First of all, while that submarine in the previous post did leak radiation in Guåhan's waters, according to the U.S. government, the amount was a "weepage" as opposed to an actual leak. You can read about it here.

And in other news, of course the Olympics is happening. We don't have a working television (we do have one--it's on loan from an aunt, and it's in the closet) and decided that the internet is itself enough of a time-suck and so didn't get cable either. Consequently we're going to watch some Olympic events on the internets.

But we can't. Because we're not attached to servers in the stateside "U.S."/Sånlagu (according to NBC), we can't access Olympics coverage on the internet. (NBC has exclusive Olympics distribution rights in the U.S., so any coverage via the internet goes through NBC, so to speak.) But because the server we use on Guam is also not "international," we can't access Olympic coverage on YouTube, which has the international distribution rights.

So between the nuclear leak from a military vessel and this internet purgatory of between-international/U.S., you can pretty much deduce a significant bit about the relationship of Guam to the rest of the world.
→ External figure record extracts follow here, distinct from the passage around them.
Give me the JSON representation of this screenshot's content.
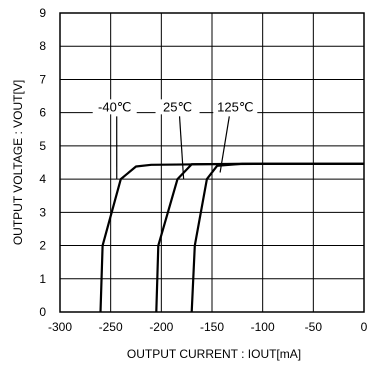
{
  "chart_data": {
    "type": "line",
    "xlabel": "OUTPUT CURRENT : IOUT[mA]",
    "ylabel": "OUTPUT VOLTAGE : VOUT[V]",
    "xlim": [
      -300,
      0
    ],
    "ylim": [
      0,
      9
    ],
    "x_ticks": [
      "-300",
      "-250",
      "-200",
      "-150",
      "-100",
      "-50",
      "0"
    ],
    "y_ticks": [
      "0",
      "1",
      "2",
      "3",
      "4",
      "5",
      "6",
      "7",
      "8",
      "9"
    ],
    "grid": true,
    "annotations": [
      {
        "text": "-40℃",
        "x": -246,
        "y": 6.1,
        "target": [
          -244,
          4.0
        ]
      },
      {
        "text": "25℃",
        "x": -184,
        "y": 6.1,
        "target": [
          -178,
          4.0
        ]
      },
      {
        "text": "125℃",
        "x": -127,
        "y": 6.1,
        "target": [
          -142,
          4.2
        ]
      }
    ],
    "series": [
      {
        "points": [
          [
            -260,
            0
          ],
          [
            -258,
            2
          ],
          [
            -240,
            4.0
          ],
          [
            -225,
            4.38
          ],
          [
            -210,
            4.43
          ],
          [
            -150,
            4.45
          ],
          [
            -100,
            4.46
          ],
          [
            0,
            4.46
          ]
        ]
      },
      {
        "points": [
          [
            -205,
            0
          ],
          [
            -203,
            2
          ],
          [
            -184,
            4.0
          ],
          [
            -170,
            4.45
          ],
          [
            -120,
            4.46
          ],
          [
            0,
            4.46
          ]
        ]
      },
      {
        "points": [
          [
            -170,
            0
          ],
          [
            -167,
            2
          ],
          [
            -155,
            4.0
          ],
          [
            -145,
            4.4
          ],
          [
            -120,
            4.46
          ],
          [
            0,
            4.46
          ]
        ]
      }
    ]
  }
}
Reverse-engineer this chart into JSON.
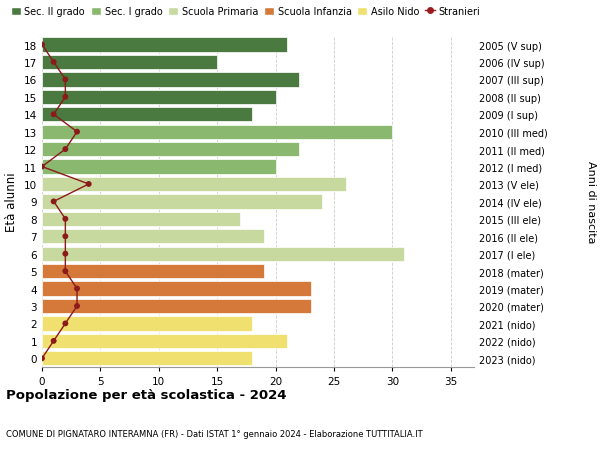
{
  "ages": [
    0,
    1,
    2,
    3,
    4,
    5,
    6,
    7,
    8,
    9,
    10,
    11,
    12,
    13,
    14,
    15,
    16,
    17,
    18
  ],
  "years": [
    "2023 (nido)",
    "2022 (nido)",
    "2021 (nido)",
    "2020 (mater)",
    "2019 (mater)",
    "2018 (mater)",
    "2017 (I ele)",
    "2016 (II ele)",
    "2015 (III ele)",
    "2014 (IV ele)",
    "2013 (V ele)",
    "2012 (I med)",
    "2011 (II med)",
    "2010 (III med)",
    "2009 (I sup)",
    "2008 (II sup)",
    "2007 (III sup)",
    "2006 (IV sup)",
    "2005 (V sup)"
  ],
  "bar_values": [
    18,
    21,
    18,
    23,
    23,
    19,
    31,
    19,
    17,
    24,
    26,
    20,
    22,
    30,
    18,
    20,
    22,
    15,
    21
  ],
  "bar_colors": [
    "#f0e070",
    "#f0e070",
    "#f0e070",
    "#d4793a",
    "#d4793a",
    "#d4793a",
    "#c8d9a0",
    "#c8d9a0",
    "#c8d9a0",
    "#c8d9a0",
    "#c8d9a0",
    "#8ab86e",
    "#8ab86e",
    "#8ab86e",
    "#4a7a40",
    "#4a7a40",
    "#4a7a40",
    "#4a7a40",
    "#4a7a40"
  ],
  "stranieri_values": [
    0,
    1,
    2,
    3,
    3,
    2,
    2,
    2,
    2,
    1,
    4,
    0,
    2,
    3,
    1,
    2,
    2,
    1,
    0
  ],
  "legend_labels": [
    "Sec. II grado",
    "Sec. I grado",
    "Scuola Primaria",
    "Scuola Infanzia",
    "Asilo Nido",
    "Stranieri"
  ],
  "legend_colors": [
    "#4a7a40",
    "#8ab86e",
    "#c8d9a0",
    "#d4793a",
    "#f0e070",
    "#9b1c1c"
  ],
  "ylabel_label": "Età alunni",
  "right_label": "Anni di nascita",
  "title": "Popolazione per età scolastica - 2024",
  "subtitle": "COMUNE DI PIGNATARO INTERAMNA (FR) - Dati ISTAT 1° gennaio 2024 - Elaborazione TUTTITALIA.IT",
  "xlim": [
    0,
    37
  ],
  "xticks": [
    0,
    5,
    10,
    15,
    20,
    25,
    30,
    35
  ],
  "bg_color": "#ffffff",
  "bar_height": 0.82,
  "grid_color": "#cccccc",
  "stranieri_color": "#8b1a1a"
}
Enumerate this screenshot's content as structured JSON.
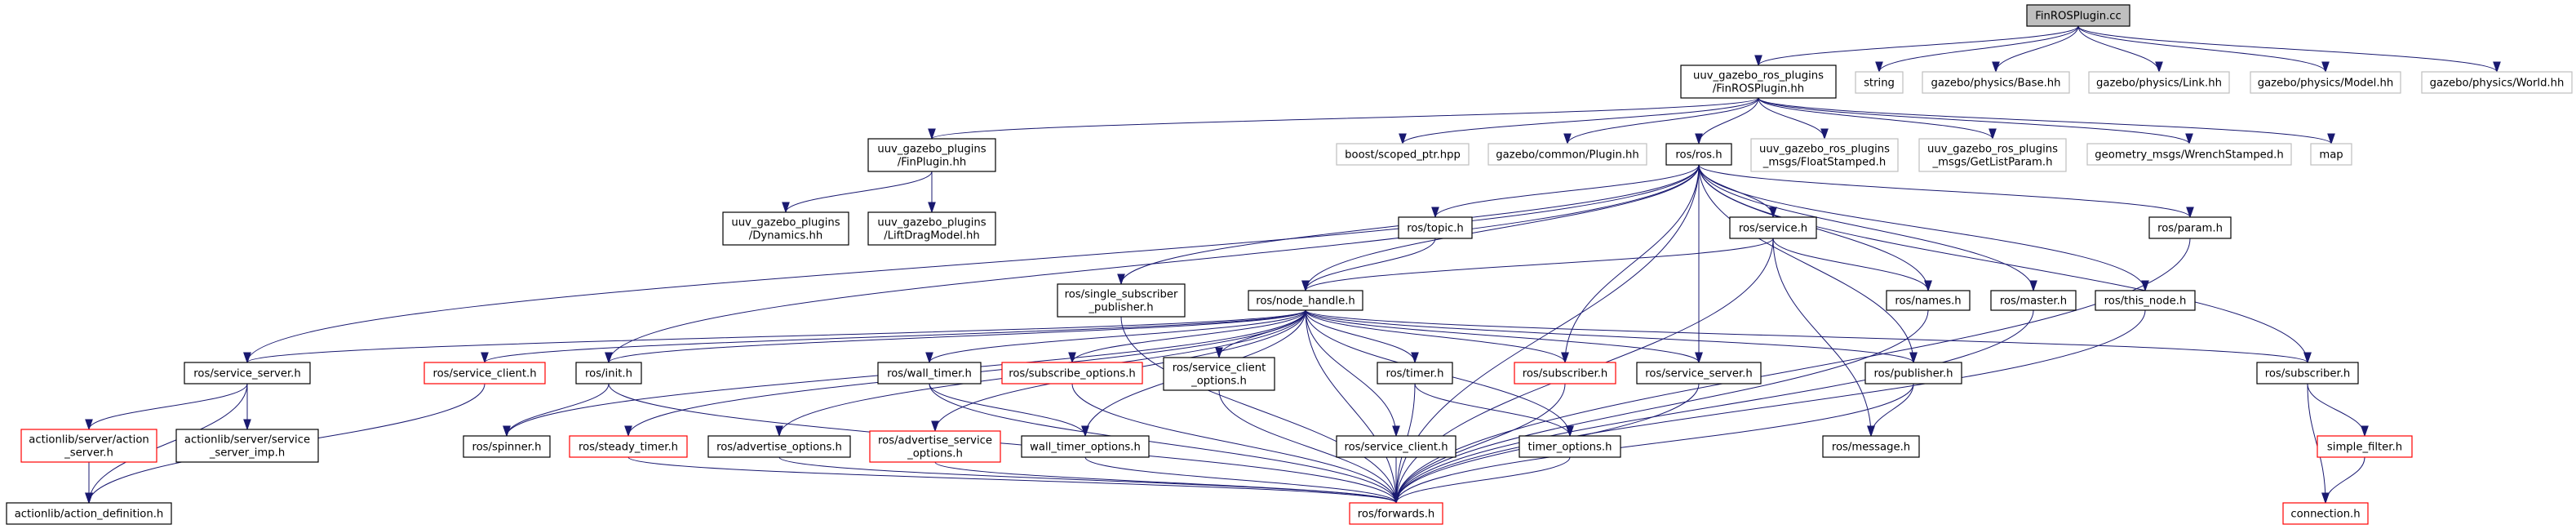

Note: And yes, I used the term "Guam" here intentionally as opposed to my usual invocation of Guåhan.

Sunday, August 3, 2008

Is this why Guåhan's waters are warm?

I went swimming today a mere few hours after reading this article in the Guam Pacific Daily News:

"Submarine leaks radiation: Navy says risk minimal; Guam tests due Tuesday."

I still get substantially fewer rashes here than I did when I swam in California.

Essentially, a nuclear submarine that is home-docked in Guåhan went to Hawaii for maintenance and was found to leak nuclear material-containing water. The leak could have been undetected for the past five months.

It is possible that the amount of water leaked contains "negligible" amounts of radiation, but I wonder what kinds of formal responsibilities the U.S. military has towards Guåhan's land and people when (and I write when, not if) more of these accidents occur.